The following is the initialisation sequence of a subroutine. It saves the values of some registers on the stack and sets up a stack frame by copying the stack pointer (esp) to the base pointer register (ebp). If the subroutine has local variables, the stack pointer is decremented to make room for the variables on the stack, and the base pointer is used to access the local variables in the stack frame. In the example the only local variable is the (unused) return value.

The push instruction decrements the stack pointer (esp) with the data size of what's going to be pushed, then stores the value at that address. The pop instruction does the opposite, first getting the value, then increments the stack pointer. (Note that the stack grows downwards, so the stack pointer address gets lower when the stack grows.)

ini:
  pushl %ebp             // save ebp on the stack
  rrmovl %esp, %ebp      // ebp = esp (create stack frame)
  pushl %ebx             // save ebx on the stack
  pushl %eax             // push eax on the stack (only to decrement stack pointer)
  irmovl $0, %eax        // eax = 0
  rmmovl %eax, -8(%ebp)  // store eax at ebp-8 (clear return value)

The code follows a standard pattern, so it looks a bit awkward when there are no local variables, and there is an unused return value. If there are local variables a subtraction would be used to decrement the stack pointer instead of pushing eax.

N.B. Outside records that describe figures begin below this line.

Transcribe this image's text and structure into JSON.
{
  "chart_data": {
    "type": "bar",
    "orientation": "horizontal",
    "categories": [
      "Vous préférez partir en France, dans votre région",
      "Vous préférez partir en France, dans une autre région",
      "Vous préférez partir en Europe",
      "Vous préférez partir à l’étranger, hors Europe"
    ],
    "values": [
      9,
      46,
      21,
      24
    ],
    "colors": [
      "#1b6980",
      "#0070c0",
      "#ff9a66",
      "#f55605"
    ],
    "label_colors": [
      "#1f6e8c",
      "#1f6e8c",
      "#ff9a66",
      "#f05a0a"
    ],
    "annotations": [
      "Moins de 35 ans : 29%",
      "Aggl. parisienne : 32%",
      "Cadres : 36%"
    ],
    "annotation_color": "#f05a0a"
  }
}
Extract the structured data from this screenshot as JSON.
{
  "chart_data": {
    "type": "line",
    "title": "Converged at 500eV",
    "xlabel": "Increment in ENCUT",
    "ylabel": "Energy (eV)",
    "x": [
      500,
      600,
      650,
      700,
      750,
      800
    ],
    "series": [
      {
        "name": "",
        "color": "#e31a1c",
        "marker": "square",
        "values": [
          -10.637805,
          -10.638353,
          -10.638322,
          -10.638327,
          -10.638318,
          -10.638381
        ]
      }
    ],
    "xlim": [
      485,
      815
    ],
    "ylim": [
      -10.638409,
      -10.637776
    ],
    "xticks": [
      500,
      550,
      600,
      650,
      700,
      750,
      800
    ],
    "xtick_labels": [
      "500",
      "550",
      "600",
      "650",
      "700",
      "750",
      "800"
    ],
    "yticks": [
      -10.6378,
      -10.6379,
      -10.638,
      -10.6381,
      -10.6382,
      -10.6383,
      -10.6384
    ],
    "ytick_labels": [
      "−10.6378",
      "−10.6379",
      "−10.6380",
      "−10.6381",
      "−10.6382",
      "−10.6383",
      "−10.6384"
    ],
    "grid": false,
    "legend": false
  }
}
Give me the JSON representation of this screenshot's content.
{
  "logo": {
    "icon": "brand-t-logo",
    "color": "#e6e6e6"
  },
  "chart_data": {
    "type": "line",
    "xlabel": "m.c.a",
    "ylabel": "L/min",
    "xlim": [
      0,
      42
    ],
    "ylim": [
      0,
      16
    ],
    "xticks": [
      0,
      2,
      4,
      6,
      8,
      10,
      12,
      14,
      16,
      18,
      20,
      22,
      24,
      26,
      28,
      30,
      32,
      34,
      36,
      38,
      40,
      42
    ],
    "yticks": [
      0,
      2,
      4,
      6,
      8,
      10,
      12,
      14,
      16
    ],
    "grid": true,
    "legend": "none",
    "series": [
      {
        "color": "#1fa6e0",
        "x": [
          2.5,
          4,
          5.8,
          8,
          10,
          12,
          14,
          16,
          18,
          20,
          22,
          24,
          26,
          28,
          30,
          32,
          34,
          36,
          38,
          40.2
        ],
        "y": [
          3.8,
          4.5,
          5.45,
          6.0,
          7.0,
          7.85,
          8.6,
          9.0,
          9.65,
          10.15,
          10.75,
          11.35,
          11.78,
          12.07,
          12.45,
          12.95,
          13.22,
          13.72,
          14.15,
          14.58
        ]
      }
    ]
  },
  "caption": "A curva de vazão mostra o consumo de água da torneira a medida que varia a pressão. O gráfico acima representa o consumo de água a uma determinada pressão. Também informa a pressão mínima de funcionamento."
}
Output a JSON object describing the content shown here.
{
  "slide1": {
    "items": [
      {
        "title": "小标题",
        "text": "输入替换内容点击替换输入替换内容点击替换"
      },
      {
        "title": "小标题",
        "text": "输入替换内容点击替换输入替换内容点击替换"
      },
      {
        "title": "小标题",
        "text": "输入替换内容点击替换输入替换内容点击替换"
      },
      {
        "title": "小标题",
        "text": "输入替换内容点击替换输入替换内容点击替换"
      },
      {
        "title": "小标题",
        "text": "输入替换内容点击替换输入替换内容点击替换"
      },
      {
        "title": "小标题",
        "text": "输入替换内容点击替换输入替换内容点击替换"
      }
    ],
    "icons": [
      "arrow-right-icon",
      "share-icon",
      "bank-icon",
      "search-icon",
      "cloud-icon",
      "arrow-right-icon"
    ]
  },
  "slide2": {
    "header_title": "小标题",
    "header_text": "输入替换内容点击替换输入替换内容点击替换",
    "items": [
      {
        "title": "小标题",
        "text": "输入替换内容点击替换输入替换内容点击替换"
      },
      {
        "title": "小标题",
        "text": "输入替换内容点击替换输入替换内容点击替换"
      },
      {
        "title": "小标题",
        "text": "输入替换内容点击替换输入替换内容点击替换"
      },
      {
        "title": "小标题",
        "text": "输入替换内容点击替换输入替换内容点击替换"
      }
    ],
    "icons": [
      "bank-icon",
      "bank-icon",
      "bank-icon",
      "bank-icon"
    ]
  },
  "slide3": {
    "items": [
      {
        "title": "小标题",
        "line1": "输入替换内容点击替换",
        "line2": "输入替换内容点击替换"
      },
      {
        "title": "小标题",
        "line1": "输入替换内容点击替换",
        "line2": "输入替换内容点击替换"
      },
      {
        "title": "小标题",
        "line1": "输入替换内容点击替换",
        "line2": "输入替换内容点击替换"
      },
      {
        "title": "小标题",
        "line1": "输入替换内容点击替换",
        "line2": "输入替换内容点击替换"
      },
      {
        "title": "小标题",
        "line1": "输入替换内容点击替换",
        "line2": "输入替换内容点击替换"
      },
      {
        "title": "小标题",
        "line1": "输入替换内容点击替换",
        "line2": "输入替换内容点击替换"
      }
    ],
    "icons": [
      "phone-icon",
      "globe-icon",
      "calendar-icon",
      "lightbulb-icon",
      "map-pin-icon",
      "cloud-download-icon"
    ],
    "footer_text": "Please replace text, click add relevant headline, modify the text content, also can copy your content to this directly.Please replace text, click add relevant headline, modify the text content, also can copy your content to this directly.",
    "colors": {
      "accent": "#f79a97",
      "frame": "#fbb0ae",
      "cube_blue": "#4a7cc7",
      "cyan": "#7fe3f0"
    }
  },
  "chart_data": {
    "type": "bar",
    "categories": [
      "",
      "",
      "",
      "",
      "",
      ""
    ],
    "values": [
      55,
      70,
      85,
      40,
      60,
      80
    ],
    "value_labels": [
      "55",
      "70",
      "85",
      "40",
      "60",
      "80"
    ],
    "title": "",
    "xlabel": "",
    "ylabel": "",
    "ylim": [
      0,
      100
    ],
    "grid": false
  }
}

The following is the exit sequence of a subroutine. It restores the stack to the position before the stack frame was created, then returns to the code that called the subroutine.

ini_finish:
   irmovl $4, %ebx   // ebx = 4
   addl %ebx, %esp   // esp += ebx (remove stack frame)
   popl %ebx         // restore ebx from stack
   popl %ebp         // restore ebp from stack
   ret               // get return address from stack and jump there

In response to your comments:

The ebx register is pushed and popped to preserve it's value. The compiler apparently always puts this code there, probably because the register is very commonly used, just not in this code. Likewise a stack frame is always created by copying esp to ebp even if it's not really needed.

The instruction that pushes eax is only there to decrement the stack pointer. It's done that way for small decrements as it's shorter and faster than subtracting the stack pointer. The space that it reserves is for the return value, again the compiler apparently always does this even if the return value is not used.

In your diagram the esp register is consistently pointing four bytes too high in memory. Remember that the stack pointer is decremented after pushing a value, so it will point to the value pushed, not to the next value. (The memory addresses are way off also, it's something like 0x600 rather than 0x20, as that's where the Stack label is declared.)